De kosten van de deskundige zullen te zijner tijd ten laste van het Rijk worden gebracht, een en ander als bepaald in artikel 810a lid 3 Rv.
4.5.8.
Het hof zal het NIFP vragen om uiterlijk 15 augustus 2019 een deskundige voor te dragen die bereid is de onderzoeksopdracht te aanvaarden en de kosten van het onderzoek te begroten. Voorts zal het hof het NIFP verzoeken eventuele nadere of andere vragen te formuleren, indien dit in de ogen van het NIFP dan wel de voorgestelde deskundige (meer) aangewezen is voor het onderzoek dat het hof voor ogen staat. Indien meer of andere informatie nodig is dan uit deze beschikking blijkt, kan het NIFP het hof schriftelijk om nadere gegevens (uit het dossier) vragen alvorens een deskundige voor te stellen en nadere of andere vragen te formuleren.
4.5.9.
Het hof zal het bericht van het NIFP aan de moeder en de raad doen toekomen.

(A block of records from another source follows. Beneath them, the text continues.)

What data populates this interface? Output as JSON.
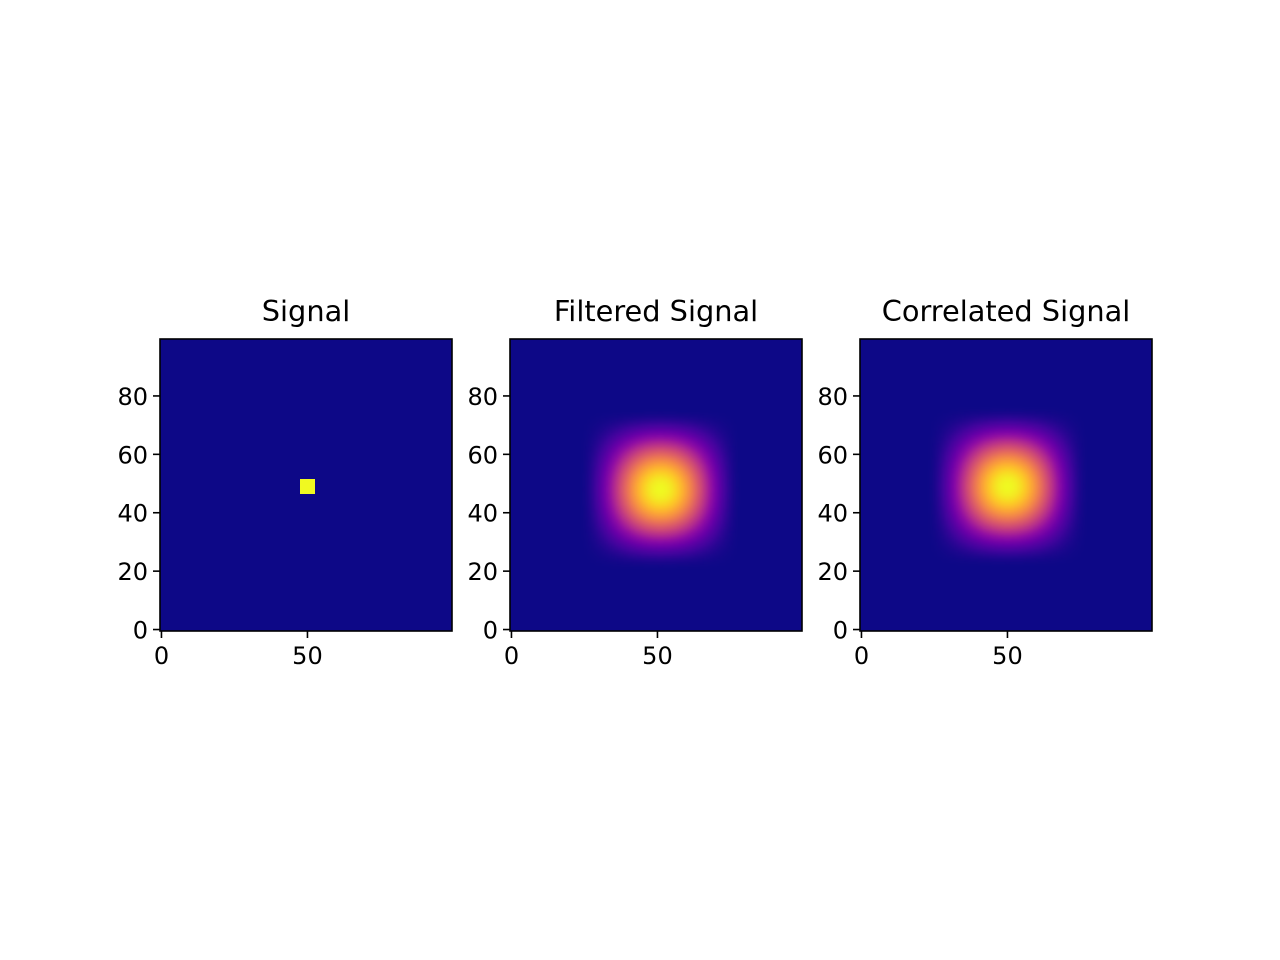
{
  "chart_data": [
    {
      "type": "heatmap",
      "title": "Signal",
      "colormap": "plasma",
      "grid": false,
      "shape": [
        100,
        100
      ],
      "xlim": [
        -0.5,
        99.5
      ],
      "ylim": [
        99.5,
        -0.5
      ],
      "x_ticks": [
        0,
        50
      ],
      "y_ticks": [
        0,
        20,
        40,
        60,
        80
      ],
      "pattern": "point",
      "center": [
        50,
        50
      ],
      "width": 5,
      "value_range": [
        0,
        1
      ]
    },
    {
      "type": "heatmap",
      "title": "Filtered Signal",
      "colormap": "plasma",
      "grid": false,
      "shape": [
        100,
        100
      ],
      "xlim": [
        -0.5,
        99.5
      ],
      "ylim": [
        99.5,
        -0.5
      ],
      "x_ticks": [
        0,
        50
      ],
      "y_ticks": [
        0,
        20,
        40,
        60,
        80
      ],
      "pattern": "blur",
      "center": [
        51,
        51
      ],
      "width": 28,
      "value_range": [
        0,
        1
      ]
    },
    {
      "type": "heatmap",
      "title": "Correlated Signal",
      "colormap": "plasma",
      "grid": false,
      "shape": [
        100,
        100
      ],
      "xlim": [
        -0.5,
        99.5
      ],
      "ylim": [
        99.5,
        -0.5
      ],
      "x_ticks": [
        0,
        50
      ],
      "y_ticks": [
        0,
        20,
        40,
        60,
        80
      ],
      "pattern": "blur",
      "center": [
        50,
        50
      ],
      "width": 28,
      "value_range": [
        0,
        1
      ]
    }
  ]
}
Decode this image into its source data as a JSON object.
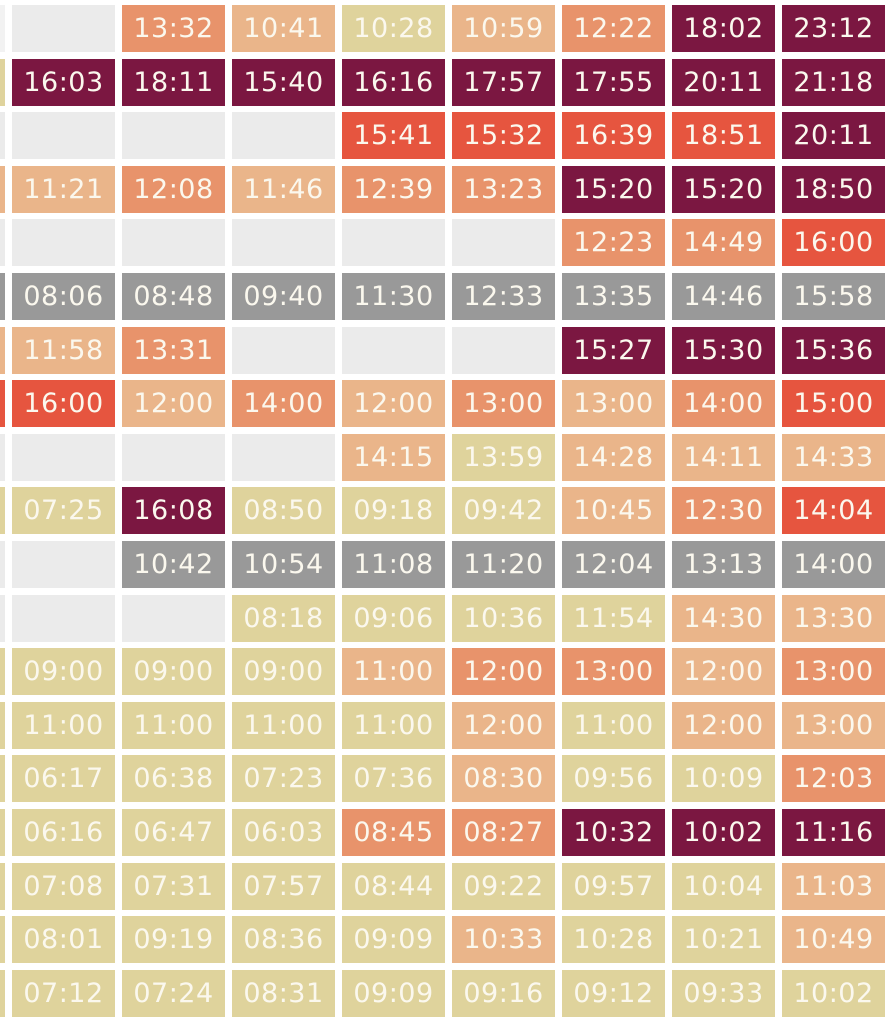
{
  "table": {
    "rows": [
      {
        "edge": "#f2f2f2",
        "cells": [
          {
            "color": "#ebebeb"
          },
          {
            "text": "13:32",
            "color": "#e8936b"
          },
          {
            "text": "10:41",
            "color": "#eab58a"
          },
          {
            "text": "10:28",
            "color": "#dfd39c"
          },
          {
            "text": "10:59",
            "color": "#eab58a"
          },
          {
            "text": "12:22",
            "color": "#e8936b"
          },
          {
            "text": "18:02",
            "color": "#7b1741"
          },
          {
            "text": "23:12",
            "color": "#7b1741"
          }
        ]
      },
      {
        "edge": "#dfd39c",
        "cells": [
          {
            "text": "16:03",
            "color": "#7b1741"
          },
          {
            "text": "18:11",
            "color": "#7b1741"
          },
          {
            "text": "15:40",
            "color": "#7b1741"
          },
          {
            "text": "16:16",
            "color": "#7b1741"
          },
          {
            "text": "17:57",
            "color": "#7b1741"
          },
          {
            "text": "17:55",
            "color": "#7b1741"
          },
          {
            "text": "20:11",
            "color": "#7b1741"
          },
          {
            "text": "21:18",
            "color": "#7b1741"
          }
        ]
      },
      {
        "edge": "#ebebeb",
        "cells": [
          {
            "color": "#ebebeb"
          },
          {
            "color": "#ebebeb"
          },
          {
            "color": "#ebebeb"
          },
          {
            "text": "15:41",
            "color": "#e6553f"
          },
          {
            "text": "15:32",
            "color": "#e6553f"
          },
          {
            "text": "16:39",
            "color": "#e6553f"
          },
          {
            "text": "18:51",
            "color": "#e6553f"
          },
          {
            "text": "20:11",
            "color": "#7b1741"
          }
        ]
      },
      {
        "edge": "#eab58a",
        "cells": [
          {
            "text": "11:21",
            "color": "#eab58a"
          },
          {
            "text": "12:08",
            "color": "#e8936b"
          },
          {
            "text": "11:46",
            "color": "#eab58a"
          },
          {
            "text": "12:39",
            "color": "#e8936b"
          },
          {
            "text": "13:23",
            "color": "#e8936b"
          },
          {
            "text": "15:20",
            "color": "#7b1741"
          },
          {
            "text": "15:20",
            "color": "#7b1741"
          },
          {
            "text": "18:50",
            "color": "#7b1741"
          }
        ]
      },
      {
        "edge": "#ebebeb",
        "cells": [
          {
            "color": "#ebebeb"
          },
          {
            "color": "#ebebeb"
          },
          {
            "color": "#ebebeb"
          },
          {
            "color": "#ebebeb"
          },
          {
            "color": "#ebebeb"
          },
          {
            "text": "12:23",
            "color": "#e8936b"
          },
          {
            "text": "14:49",
            "color": "#e8936b"
          },
          {
            "text": "16:00",
            "color": "#e6553f"
          }
        ]
      },
      {
        "edge": "#999999",
        "cells": [
          {
            "text": "08:06",
            "color": "#999999"
          },
          {
            "text": "08:48",
            "color": "#999999"
          },
          {
            "text": "09:40",
            "color": "#999999"
          },
          {
            "text": "11:30",
            "color": "#999999"
          },
          {
            "text": "12:33",
            "color": "#999999"
          },
          {
            "text": "13:35",
            "color": "#999999"
          },
          {
            "text": "14:46",
            "color": "#999999"
          },
          {
            "text": "15:58",
            "color": "#999999"
          }
        ]
      },
      {
        "edge": "#eab58a",
        "cells": [
          {
            "text": "11:58",
            "color": "#eab58a"
          },
          {
            "text": "13:31",
            "color": "#e8936b"
          },
          {
            "color": "#ebebeb"
          },
          {
            "color": "#ebebeb"
          },
          {
            "color": "#ebebeb"
          },
          {
            "text": "15:27",
            "color": "#7b1741"
          },
          {
            "text": "15:30",
            "color": "#7b1741"
          },
          {
            "text": "15:36",
            "color": "#7b1741"
          }
        ]
      },
      {
        "edge": "#e6553f",
        "cells": [
          {
            "text": "16:00",
            "color": "#e6553f"
          },
          {
            "text": "12:00",
            "color": "#eab58a"
          },
          {
            "text": "14:00",
            "color": "#e8936b"
          },
          {
            "text": "12:00",
            "color": "#eab58a"
          },
          {
            "text": "13:00",
            "color": "#e8936b"
          },
          {
            "text": "13:00",
            "color": "#eab58a"
          },
          {
            "text": "14:00",
            "color": "#e8936b"
          },
          {
            "text": "15:00",
            "color": "#e6553f"
          }
        ]
      },
      {
        "edge": "#ebebeb",
        "cells": [
          {
            "color": "#ebebeb"
          },
          {
            "color": "#ebebeb"
          },
          {
            "color": "#ebebeb"
          },
          {
            "text": "14:15",
            "color": "#eab58a"
          },
          {
            "text": "13:59",
            "color": "#dfd39c"
          },
          {
            "text": "14:28",
            "color": "#eab58a"
          },
          {
            "text": "14:11",
            "color": "#eab58a"
          },
          {
            "text": "14:33",
            "color": "#eab58a"
          }
        ]
      },
      {
        "edge": "#dfd39c",
        "cells": [
          {
            "text": "07:25",
            "color": "#dfd39c"
          },
          {
            "text": "16:08",
            "color": "#7b1741"
          },
          {
            "text": "08:50",
            "color": "#dfd39c"
          },
          {
            "text": "09:18",
            "color": "#dfd39c"
          },
          {
            "text": "09:42",
            "color": "#dfd39c"
          },
          {
            "text": "10:45",
            "color": "#eab58a"
          },
          {
            "text": "12:30",
            "color": "#e8936b"
          },
          {
            "text": "14:04",
            "color": "#e6553f"
          }
        ]
      },
      {
        "edge": "#ebebeb",
        "cells": [
          {
            "color": "#ebebeb"
          },
          {
            "text": "10:42",
            "color": "#999999"
          },
          {
            "text": "10:54",
            "color": "#999999"
          },
          {
            "text": "11:08",
            "color": "#999999"
          },
          {
            "text": "11:20",
            "color": "#999999"
          },
          {
            "text": "12:04",
            "color": "#999999"
          },
          {
            "text": "13:13",
            "color": "#999999"
          },
          {
            "text": "14:00",
            "color": "#999999"
          }
        ]
      },
      {
        "edge": "#ebebeb",
        "cells": [
          {
            "color": "#ebebeb"
          },
          {
            "color": "#ebebeb"
          },
          {
            "text": "08:18",
            "color": "#dfd39c"
          },
          {
            "text": "09:06",
            "color": "#dfd39c"
          },
          {
            "text": "10:36",
            "color": "#dfd39c"
          },
          {
            "text": "11:54",
            "color": "#dfd39c"
          },
          {
            "text": "14:30",
            "color": "#eab58a"
          },
          {
            "text": "13:30",
            "color": "#eab58a"
          }
        ]
      },
      {
        "edge": "#dfd39c",
        "cells": [
          {
            "text": "09:00",
            "color": "#dfd39c"
          },
          {
            "text": "09:00",
            "color": "#dfd39c"
          },
          {
            "text": "09:00",
            "color": "#dfd39c"
          },
          {
            "text": "11:00",
            "color": "#eab58a"
          },
          {
            "text": "12:00",
            "color": "#e8936b"
          },
          {
            "text": "13:00",
            "color": "#e8936b"
          },
          {
            "text": "12:00",
            "color": "#eab58a"
          },
          {
            "text": "13:00",
            "color": "#e8936b"
          }
        ]
      },
      {
        "edge": "#dfd39c",
        "cells": [
          {
            "text": "11:00",
            "color": "#dfd39c"
          },
          {
            "text": "11:00",
            "color": "#dfd39c"
          },
          {
            "text": "11:00",
            "color": "#dfd39c"
          },
          {
            "text": "11:00",
            "color": "#dfd39c"
          },
          {
            "text": "12:00",
            "color": "#eab58a"
          },
          {
            "text": "11:00",
            "color": "#dfd39c"
          },
          {
            "text": "12:00",
            "color": "#eab58a"
          },
          {
            "text": "13:00",
            "color": "#eab58a"
          }
        ]
      },
      {
        "edge": "#dfd39c",
        "cells": [
          {
            "text": "06:17",
            "color": "#dfd39c"
          },
          {
            "text": "06:38",
            "color": "#dfd39c"
          },
          {
            "text": "07:23",
            "color": "#dfd39c"
          },
          {
            "text": "07:36",
            "color": "#dfd39c"
          },
          {
            "text": "08:30",
            "color": "#eab58a"
          },
          {
            "text": "09:56",
            "color": "#dfd39c"
          },
          {
            "text": "10:09",
            "color": "#dfd39c"
          },
          {
            "text": "12:03",
            "color": "#e8936b"
          }
        ]
      },
      {
        "edge": "#dfd39c",
        "cells": [
          {
            "text": "06:16",
            "color": "#dfd39c"
          },
          {
            "text": "06:47",
            "color": "#dfd39c"
          },
          {
            "text": "06:03",
            "color": "#dfd39c"
          },
          {
            "text": "08:45",
            "color": "#e8936b"
          },
          {
            "text": "08:27",
            "color": "#e8936b"
          },
          {
            "text": "10:32",
            "color": "#7b1741"
          },
          {
            "text": "10:02",
            "color": "#7b1741"
          },
          {
            "text": "11:16",
            "color": "#7b1741"
          }
        ]
      },
      {
        "edge": "#dfd39c",
        "cells": [
          {
            "text": "07:08",
            "color": "#dfd39c"
          },
          {
            "text": "07:31",
            "color": "#dfd39c"
          },
          {
            "text": "07:57",
            "color": "#dfd39c"
          },
          {
            "text": "08:44",
            "color": "#dfd39c"
          },
          {
            "text": "09:22",
            "color": "#dfd39c"
          },
          {
            "text": "09:57",
            "color": "#dfd39c"
          },
          {
            "text": "10:04",
            "color": "#dfd39c"
          },
          {
            "text": "11:03",
            "color": "#eab58a"
          }
        ]
      },
      {
        "edge": "#dfd39c",
        "cells": [
          {
            "text": "08:01",
            "color": "#dfd39c"
          },
          {
            "text": "09:19",
            "color": "#dfd39c"
          },
          {
            "text": "08:36",
            "color": "#dfd39c"
          },
          {
            "text": "09:09",
            "color": "#dfd39c"
          },
          {
            "text": "10:33",
            "color": "#eab58a"
          },
          {
            "text": "10:28",
            "color": "#dfd39c"
          },
          {
            "text": "10:21",
            "color": "#dfd39c"
          },
          {
            "text": "10:49",
            "color": "#eab58a"
          }
        ]
      },
      {
        "edge": "#dfd39c",
        "cells": [
          {
            "text": "07:12",
            "color": "#dfd39c"
          },
          {
            "text": "07:24",
            "color": "#dfd39c"
          },
          {
            "text": "08:31",
            "color": "#dfd39c"
          },
          {
            "text": "09:09",
            "color": "#dfd39c"
          },
          {
            "text": "09:16",
            "color": "#dfd39c"
          },
          {
            "text": "09:12",
            "color": "#dfd39c"
          },
          {
            "text": "09:33",
            "color": "#dfd39c"
          },
          {
            "text": "10:02",
            "color": "#dfd39c"
          }
        ]
      }
    ]
  }
}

De moeder en de raad kunnen binnen veertien dagen reageren op het voornemen tot benoeming van de door het NIFP voorgedragen deskundige, en aangeven of de door het hof voorgestelde vragen in hun visie nog aanvulling behoeven en wat hun zienswijze is ten aanzien van de eventuele aanvullende vragen van het NIFP. Indien het NIFP eerst nadere gegevens (uit het dossier) nodig heeft, kunnen de moeder en de raad kenbaar maken of en, zo ja, welke bezwaren zij hebben tegen het verstrekken van die gegevens.
4.5.10.
Het hof wijst de belanghebbenden er reeds op dat zij wettelijk verplicht zijn om mee te werken aan het onderzoek door een deskundige.
4.6.
Iedere verdere beslissing zal worden aangehouden.

5.De beslissing

Het hof:
beschikkende in hoger beroep na verwijzing door de Hoge Raad der Nederlanden:
verzoekt
het Nederlands Instituut voor Forensische Psychiatrie en Psychologie,
locatie [locatie] (het NIFP),
Postbus [Postbus] , [postcode] [plaats] ,
telefoonnummer [telefoonnummer] ,
e-mail: [e-mail] ,
om te bemiddelen bij de benoeming van een onafhankelijke deskundige voor het verrichten van een onderzoek ter beantwoording van de hiervoor in rechtsoverweging 4.5.6. vermelde vragen;
verzoekt het NIFP het hof te berichten zoals bedoeld in rechtsoverweging 4.5.8. en wel uiterlijk op
15 augustus 2019;
stelt de moeder en de raad in de gelegenheid om te reageren op de voorlopig geformuleerde vragen van het hof en op de informatie van het NIFP als bedoeld in rechtsoverweging 4.5.9. en wel uiterlijk op
29 augustus 2019, waarbij er bij het uitblijven van een reactie binnen deze termijn vanuit wordt gegaan dat de moeder en de raad geen aanvullingen en/of bezwaren hebben;
houdt iedere verdere beslissing aan.
Deze beschikking is gegeven door mrs. I.B.M.L. Oomes, C.N.M. Antens en E.L. Schaafsma-Beversluis en in het openbaar uitgesproken op 25 juli 2019 door mr. C.N.M. Antens in tegenwoordigheid van mr. E. Hulzink-Mimpen, griffier.